Euripides, Bacchae: Background

There were several versions of the birth of Dionysus, also known as Bacchus.  According to the one presupposed by Euripides' play, his mother was the Theban Semele, who had been seduced by Zeus.  He was in disguise, as always in his encounters with mortal women. Semele rashly asked that Zeus appear to her in his full majesty.  He did so, in the form of a thunderbolt.  She was destroyed.  Zeus snatched the unborn Dionysus from her womb and sewed it up in his thigh.  At the appropriate time, Zeus removed him, and gave him to Hermes.  The early childhood of Dionysus was also variously told.  In one version, Hermes took him to Mt. Nysa, in Thrace, Africa, or Asia, depending on the source.  There he has nymphs for nurses, and these become his followers, called "maenads" or "Bacchants." (The play, "Bacchic Women," is named after them.)  Mt.
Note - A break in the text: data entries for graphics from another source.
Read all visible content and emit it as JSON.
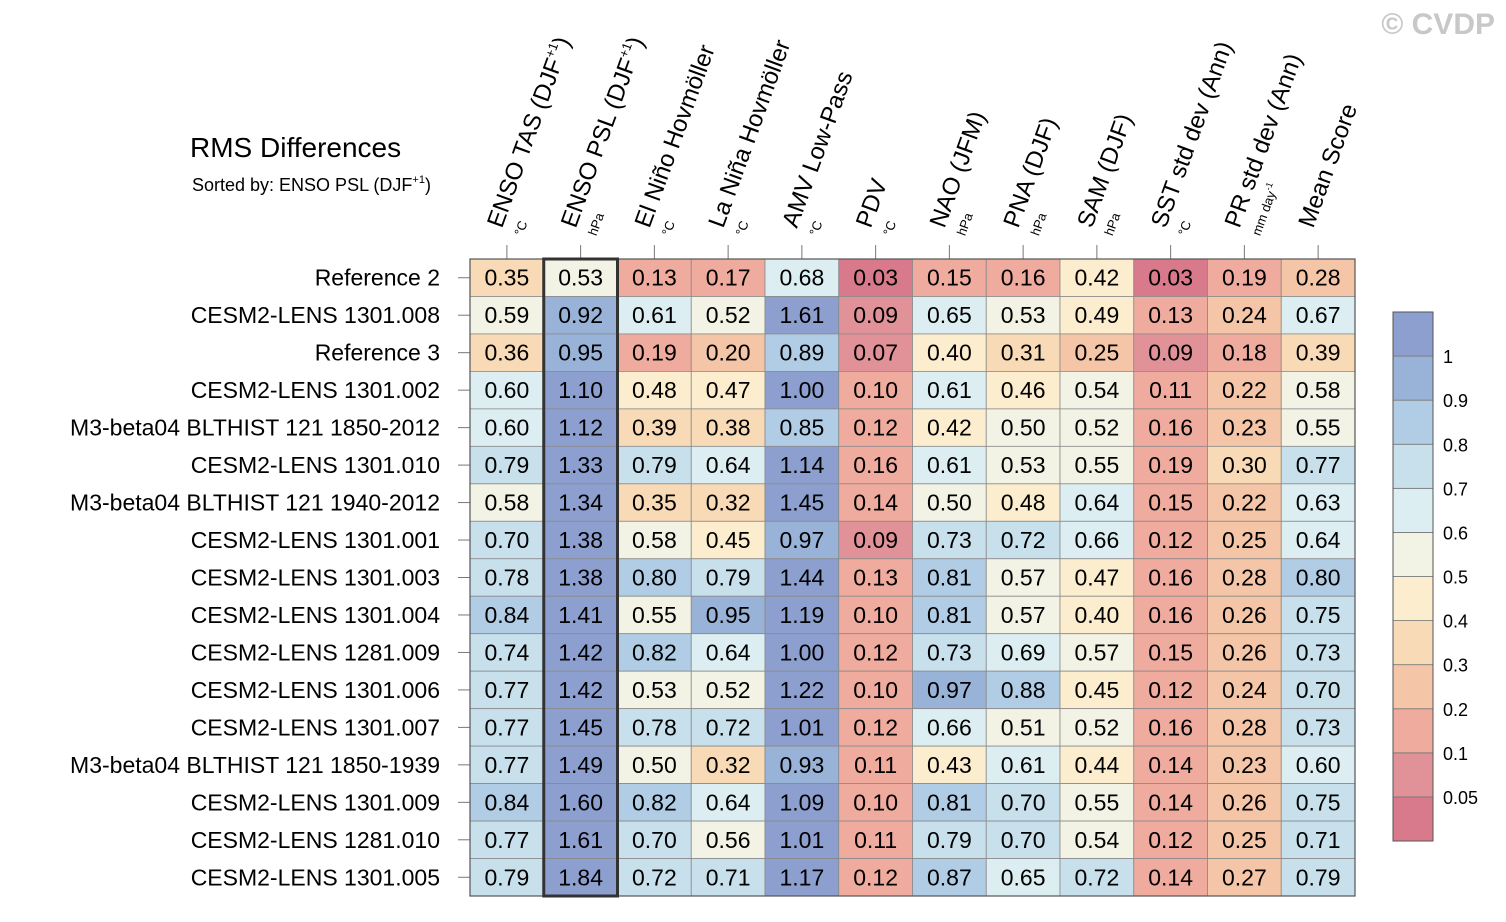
{
  "watermark": "© CVDP",
  "chart_data": {
    "type": "heatmap",
    "title": "RMS Differences",
    "subtitle": {
      "prefix": "Sorted by: ENSO PSL (DJF",
      "sup": "+1",
      "suffix": ")"
    },
    "highlight_column": 1,
    "columns": [
      {
        "label": "ENSO TAS (DJF",
        "sup": "+1",
        "label_end": ")",
        "unit": "°C"
      },
      {
        "label": "ENSO PSL (DJF",
        "sup": "+1",
        "label_end": ")",
        "unit": "hPa"
      },
      {
        "label": "El Niño Hovmöller",
        "unit": "°C"
      },
      {
        "label": "La Niña Hovmöller",
        "unit": "°C"
      },
      {
        "label": "AMV Low-Pass",
        "unit": "°C"
      },
      {
        "label": "PDV",
        "unit": "°C"
      },
      {
        "label": "NAO (JFM)",
        "unit": "hPa"
      },
      {
        "label": "PNA (DJF)",
        "unit": "hPa"
      },
      {
        "label": "SAM (DJF)",
        "unit": "hPa"
      },
      {
        "label": "SST std dev (Ann)",
        "unit": "°C"
      },
      {
        "label": "PR std dev (Ann)",
        "unit": "mm day",
        "unit_sup": "-1"
      },
      {
        "label": "Mean Score",
        "unit": ""
      }
    ],
    "rows": [
      {
        "label": "Reference 2",
        "values": [
          0.35,
          0.53,
          0.13,
          0.17,
          0.68,
          0.03,
          0.15,
          0.16,
          0.42,
          0.03,
          0.19,
          0.28
        ]
      },
      {
        "label": "CESM2-LENS 1301.008",
        "values": [
          0.59,
          0.92,
          0.61,
          0.52,
          1.61,
          0.09,
          0.65,
          0.53,
          0.49,
          0.13,
          0.24,
          0.67
        ]
      },
      {
        "label": "Reference 3",
        "values": [
          0.36,
          0.95,
          0.19,
          0.2,
          0.89,
          0.07,
          0.4,
          0.31,
          0.25,
          0.09,
          0.18,
          0.39
        ]
      },
      {
        "label": "CESM2-LENS 1301.002",
        "values": [
          0.6,
          1.1,
          0.48,
          0.47,
          1.0,
          0.1,
          0.61,
          0.46,
          0.54,
          0.11,
          0.22,
          0.58
        ]
      },
      {
        "label": "M3-beta04 BLTHIST 121 1850-2012",
        "values": [
          0.6,
          1.12,
          0.39,
          0.38,
          0.85,
          0.12,
          0.42,
          0.5,
          0.52,
          0.16,
          0.23,
          0.55
        ]
      },
      {
        "label": "CESM2-LENS 1301.010",
        "values": [
          0.79,
          1.33,
          0.79,
          0.64,
          1.14,
          0.16,
          0.61,
          0.53,
          0.55,
          0.19,
          0.3,
          0.77
        ]
      },
      {
        "label": "M3-beta04 BLTHIST 121 1940-2012",
        "values": [
          0.58,
          1.34,
          0.35,
          0.32,
          1.45,
          0.14,
          0.5,
          0.48,
          0.64,
          0.15,
          0.22,
          0.63
        ]
      },
      {
        "label": "CESM2-LENS 1301.001",
        "values": [
          0.7,
          1.38,
          0.58,
          0.45,
          0.97,
          0.09,
          0.73,
          0.72,
          0.66,
          0.12,
          0.25,
          0.64
        ]
      },
      {
        "label": "CESM2-LENS 1301.003",
        "values": [
          0.78,
          1.38,
          0.8,
          0.79,
          1.44,
          0.13,
          0.81,
          0.57,
          0.47,
          0.16,
          0.28,
          0.8
        ]
      },
      {
        "label": "CESM2-LENS 1301.004",
        "values": [
          0.84,
          1.41,
          0.55,
          0.95,
          1.19,
          0.1,
          0.81,
          0.57,
          0.4,
          0.16,
          0.26,
          0.75
        ]
      },
      {
        "label": "CESM2-LENS 1281.009",
        "values": [
          0.74,
          1.42,
          0.82,
          0.64,
          1.0,
          0.12,
          0.73,
          0.69,
          0.57,
          0.15,
          0.26,
          0.73
        ]
      },
      {
        "label": "CESM2-LENS 1301.006",
        "values": [
          0.77,
          1.42,
          0.53,
          0.52,
          1.22,
          0.1,
          0.97,
          0.88,
          0.45,
          0.12,
          0.24,
          0.7
        ]
      },
      {
        "label": "CESM2-LENS 1301.007",
        "values": [
          0.77,
          1.45,
          0.78,
          0.72,
          1.01,
          0.12,
          0.66,
          0.51,
          0.52,
          0.16,
          0.28,
          0.73
        ]
      },
      {
        "label": "M3-beta04 BLTHIST 121 1850-1939",
        "values": [
          0.77,
          1.49,
          0.5,
          0.32,
          0.93,
          0.11,
          0.43,
          0.61,
          0.44,
          0.14,
          0.23,
          0.6
        ]
      },
      {
        "label": "CESM2-LENS 1301.009",
        "values": [
          0.84,
          1.6,
          0.82,
          0.64,
          1.09,
          0.1,
          0.81,
          0.7,
          0.55,
          0.14,
          0.26,
          0.75
        ]
      },
      {
        "label": "CESM2-LENS 1281.010",
        "values": [
          0.77,
          1.61,
          0.7,
          0.56,
          1.01,
          0.11,
          0.79,
          0.7,
          0.54,
          0.12,
          0.25,
          0.71
        ]
      },
      {
        "label": "CESM2-LENS 1301.005",
        "values": [
          0.79,
          1.84,
          0.72,
          0.71,
          1.17,
          0.12,
          0.87,
          0.65,
          0.72,
          0.14,
          0.27,
          0.79
        ]
      }
    ],
    "colorbar": {
      "levels": [
        "0.05",
        "0.1",
        "0.2",
        "0.3",
        "0.4",
        "0.5",
        "0.6",
        "0.7",
        "0.8",
        "0.9",
        "1"
      ],
      "thresholds": [
        0.05,
        0.1,
        0.2,
        0.3,
        0.4,
        0.5,
        0.6,
        0.7,
        0.8,
        0.9,
        1.0
      ],
      "colors": [
        "#d87a8c",
        "#e19298",
        "#eeab9e",
        "#f4c5a6",
        "#f8dbb6",
        "#fbedcd",
        "#f2f2e5",
        "#ddeef2",
        "#c7e0ec",
        "#b0cde5",
        "#99b3d8",
        "#8c9fcf"
      ]
    }
  }
}
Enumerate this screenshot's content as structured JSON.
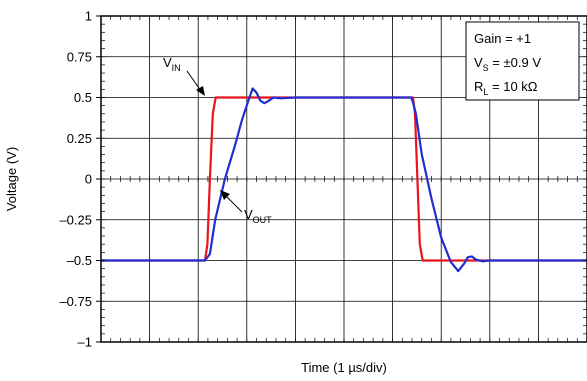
{
  "chart_data": {
    "type": "line",
    "title": "",
    "xlabel": "Time (1 µs/div)",
    "ylabel": "Voltage (V)",
    "xlim": [
      0,
      10
    ],
    "ylim": [
      -1,
      1
    ],
    "x_divisions": 10,
    "y_ticks": [
      1,
      0.75,
      0.5,
      0.25,
      0,
      -0.25,
      -0.5,
      -0.75,
      -1
    ],
    "y_tick_labels": [
      "1",
      "0.75",
      "0.5",
      "0.25",
      "0",
      "–0.25",
      "–0.5",
      "–0.75",
      "–1"
    ],
    "grid": true,
    "series": [
      {
        "name": "VIN",
        "color": "#e8141c",
        "x": [
          0,
          2.14,
          2.19,
          2.24,
          2.3,
          2.36,
          3.0,
          6.0,
          6.42,
          6.46,
          6.51,
          6.56,
          6.62,
          8.0,
          10
        ],
        "y": [
          -0.5,
          -0.5,
          -0.4,
          0.0,
          0.4,
          0.5,
          0.5,
          0.5,
          0.5,
          0.4,
          0.0,
          -0.4,
          -0.5,
          -0.5,
          -0.5
        ]
      },
      {
        "name": "VOUT",
        "color": "#1f2fd0",
        "x": [
          0,
          2.14,
          2.24,
          2.35,
          2.55,
          2.75,
          2.9,
          3.03,
          3.12,
          3.2,
          3.28,
          3.36,
          3.45,
          3.55,
          3.7,
          4.0,
          6.0,
          6.38,
          6.42,
          6.48,
          6.6,
          6.8,
          7.0,
          7.2,
          7.35,
          7.47,
          7.55,
          7.63,
          7.72,
          7.85,
          8.0,
          10
        ],
        "y": [
          -0.5,
          -0.5,
          -0.46,
          -0.25,
          0.0,
          0.2,
          0.36,
          0.48,
          0.555,
          0.53,
          0.48,
          0.465,
          0.48,
          0.5,
          0.495,
          0.5,
          0.5,
          0.5,
          0.47,
          0.4,
          0.15,
          -0.12,
          -0.36,
          -0.51,
          -0.565,
          -0.52,
          -0.48,
          -0.475,
          -0.495,
          -0.505,
          -0.5,
          -0.5
        ]
      }
    ],
    "annotations": {
      "vin": {
        "main": "V",
        "sub": "IN"
      },
      "vout": {
        "main": "V",
        "sub": "OUT"
      }
    },
    "info_box": {
      "line1": "Gain = +1",
      "line2_main": "V",
      "line2_sub": "S",
      "line2_rest": " = ±0.9 V",
      "line3_main": "R",
      "line3_sub": "L",
      "line3_rest": " = 10 kΩ"
    }
  }
}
Nysa is the location of one of the several "resistance myths."  Lycurgus (a Thracian) hunted down  Dionysus and his nurses, drove them into the sea, and was blinded a punishment.  Parallel to the resistance myth dramatized in the Bacchae, there are two other stories of the daughters of a king who refuse to accept the divinity of Dionysus and are driven mad as punishment.